The articles in this issue push us as a field to question what we typically take as given, how we name the world of literacy around us, and how we might revise our understandings with the benefit of time and experience.
In the age of digital literacies, the phrase “online community” has proliferated to describe the new sorts of spaces that evolve around individuals interacting online. In the article, “What Is an Online Community?: Conceptual and Methodological Considerations,” Grace MyHyun Kim and Brady L. Nash push the field to define with precision what is meant when the phrase “online community” is used, exploring existing definitions and describing three key constructs that should be considered when doing literacy research—spatiality, reliability, and temporality.
Continuing the thread focused on temporality, Mary L. Neville asks an important question about how young people think about time in her article “‘Today Is the Tomorrow You Worried About Yesterday’: Time in Secondary Writing Instruction.” In the context of a writing assignment in which adolescents were invited specifically to attend to their feelings and notice the world around them, adolescents noticed a thread around time and how time passed as they scrolled online or felt time stress related to standardized writing tasks or other pressures.
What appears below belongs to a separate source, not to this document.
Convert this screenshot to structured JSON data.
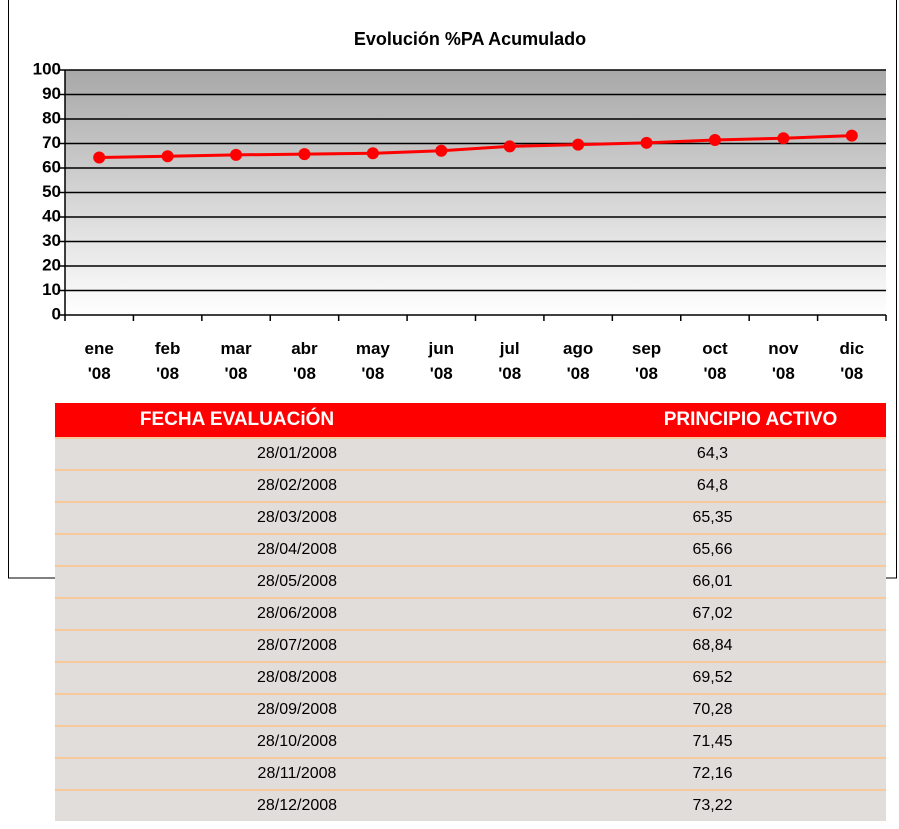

In the article “Dialogism in Preservice Teachers’ Rationale of Diverse Texts,” Ambyr Rios and Michelle Kwok use the theory of dialogism to explore the rationales preservice teachers provide to caregivers for selecting multicultural children's literature featuring culturally diverse characters. The letters reveal a range of dialogic tensions related to how the preservice teachers described their text selection; they often elected not to explicitly state terms connected to race or oppression, and the authors view these choices as a form of self-censorship related to the preservice teachers’ worries about authoritarian pressures surrounding schools and curricula, adding to our understandings of the current moment and how teachers communicate across school and home spaces.
Finally, Peter Smagorinsky takes on an interesting project also connected to time in “Play, Imagination, Emotion, and Art in Literary Interpretation: Revisiting Old Work Through a New Lens,” in which he revisits a study he and coauthor John Coppock published in 1995 in the Journal of Literacy Research (which was then called the Journal of Reading Behavior) with the benefit of all he has learned in the subsequent years. The original article analyzed the experience of two adolescent girls using interpretive dance to understand a short story, a unique contribution to our understanding of adolescents and Vygotskian concepts at the time. Smagorinsky revisits this work, with the knowledge he has gained over 30 years of experience, to try to better understand the students’ emotions as they worked on their choreography, using tools he has accumulated over time. The old piece is also linked on the article page for the current article. This new work is not a retraction of the prior work but rather a new reflection, a refraction through a new lens, and an addition to what we originally learned from those two girls and their literacy practice.
Taken together, these studies push us to consider the passage of time and how we slow down to understand the world in any particular moment in time. From a social practice perspective, literacy and temporality have always been intertwined. Using these theoretical and methodological prompts, the articles in this issue can support literacy researchers in being more precise and mindful in our work to understand literacy more deeply and broadly across time.